Residents return to their homes damaged by flood waters in a village in Sanamxai, Attapeu province on July 26, 2018. Rescuers battled fresh rains on July 26 to reach scores of people still missing after a dam collapse in southern Laos that unleashed a torrent of water, washing away whole villages and killing at least 26 people. NHAC NGUYEN / AFP
Twenty-seven people are confirmed dead, with 131 still missing, after a dam collapse swamped several villages in southern Laos on Monday.
The incident inflicted an unprecedented catastrophe on Laos, a poor country with little capacity to manage remote, large-scale rescue operations.
Details of the damage have trickled out slowly in a country whose Communist authorities tightly control information and do not welcome media attention.
But with the waters receding, the scale of the disaster is revealing itself.
Residents in Hoi Kong returned to their flooded homes on Thursday, wading past vehicles pushed onto their sides by rushing water, with thick red mud caking everything they once owned.
“The people are in very bad condition,” a Vietnamese military doctor helping with the relief effort told AFP, requesting anonymity.
“Really I don’t know how they will overcome this devastation. They have lost everything.”
In crowded shelters across Attapeu province, survivors have recounted the terrifying moment water cascaded through their villages, saying they were given little warning of the impending disaster.
It was Monday evening and many of those forewarned had only been given a few hours to evacuate.
Others were told nothing, scrambling in the darkness to rooftops, trees, or escaping via boats to dry land. Many fled into the mountains seeking higher ground.
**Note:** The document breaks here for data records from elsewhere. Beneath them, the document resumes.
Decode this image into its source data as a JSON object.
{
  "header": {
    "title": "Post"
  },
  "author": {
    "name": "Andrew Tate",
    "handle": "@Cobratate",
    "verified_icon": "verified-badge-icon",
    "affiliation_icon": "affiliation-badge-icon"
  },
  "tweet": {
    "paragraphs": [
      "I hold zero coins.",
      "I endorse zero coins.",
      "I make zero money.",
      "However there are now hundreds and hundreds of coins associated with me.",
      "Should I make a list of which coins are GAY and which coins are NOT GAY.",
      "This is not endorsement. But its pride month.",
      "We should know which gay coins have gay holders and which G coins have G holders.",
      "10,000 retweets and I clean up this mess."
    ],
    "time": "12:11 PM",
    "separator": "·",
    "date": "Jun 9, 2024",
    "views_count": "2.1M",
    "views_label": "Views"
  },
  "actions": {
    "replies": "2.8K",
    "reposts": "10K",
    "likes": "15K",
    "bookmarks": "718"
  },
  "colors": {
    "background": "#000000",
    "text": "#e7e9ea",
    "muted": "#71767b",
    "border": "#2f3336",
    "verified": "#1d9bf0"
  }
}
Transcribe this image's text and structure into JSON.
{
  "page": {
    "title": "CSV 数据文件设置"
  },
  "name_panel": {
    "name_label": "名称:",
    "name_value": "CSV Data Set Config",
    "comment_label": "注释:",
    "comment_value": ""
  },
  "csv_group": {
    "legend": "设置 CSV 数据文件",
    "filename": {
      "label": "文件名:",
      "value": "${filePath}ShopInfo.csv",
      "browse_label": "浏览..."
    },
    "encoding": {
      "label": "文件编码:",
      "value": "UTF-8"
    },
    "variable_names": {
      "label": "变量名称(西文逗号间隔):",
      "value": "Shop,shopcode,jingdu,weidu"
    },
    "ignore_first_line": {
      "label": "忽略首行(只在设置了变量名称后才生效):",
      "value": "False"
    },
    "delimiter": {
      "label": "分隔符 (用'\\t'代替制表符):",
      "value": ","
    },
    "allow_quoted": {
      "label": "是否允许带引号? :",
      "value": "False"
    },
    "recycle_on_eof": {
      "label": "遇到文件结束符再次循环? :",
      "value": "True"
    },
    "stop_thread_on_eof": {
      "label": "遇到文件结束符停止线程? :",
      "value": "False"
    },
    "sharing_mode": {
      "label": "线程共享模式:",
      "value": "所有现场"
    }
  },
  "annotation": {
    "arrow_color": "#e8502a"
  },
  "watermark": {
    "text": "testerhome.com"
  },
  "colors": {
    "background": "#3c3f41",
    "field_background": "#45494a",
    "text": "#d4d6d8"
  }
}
“No one warned us,” said Poosa Duangapai from a makeshift shelter in a kindergarten where the displaced lay on mats.
“Only those who saw the water coming shouted to us. I have only one sarong, one blouse and another piece of cloth with me.”
A Vietnamese man living in the area said a loudspeaker warned his Ban Mai village that water would be discharged from the dam, just two hours before it totally collapsed.
“From 9:00 pm to 2:00 am, the water rose very quickly. We ran to a house behind ours, the water came to the second floor, the third floor… then we were all on the roof,” Tran Van Bien, 47, told AFP.
“I saw some people floating, but I couldn’t do anything. Some of them survived, but some must have died.”
Monday’s disaster has raised serious questions about the wisdom of poor but resource-rich Laos’ aim to become the “battery of Asia” with dozens of dams built or planned across the country’s vast river network.
Hundreds of villages have been relocated, many repeatedly, to make way for hydropower projects whose electricity is sold to neighbouring countries.
But Laotians cannot protest, and environmental groups are barred from the construction sites — almost all of which are contracted out to foreign companies from China, Vietnam, Thailand and South Korea.
Some are now questioning whether poor design may be to blame for the accident in an area routinely drenched with monsoon rains.
The dam was an ‘earth-filled’ structure, made with a mixture of materials that are often less expensive than stronger concrete blocks, said Lihai Zhang, from University of Melbourne’s Department of Infrastructure Engineering.
“Maybe human underestimation, plus extreme circumstances — which means heavy rain continuously for several days — putting these two things together may result in the collapse,” he told AFP.
One of the Korean companies who ran the dam said it was too early to say what caused the accident, noting that rainfall last week was higher than normal.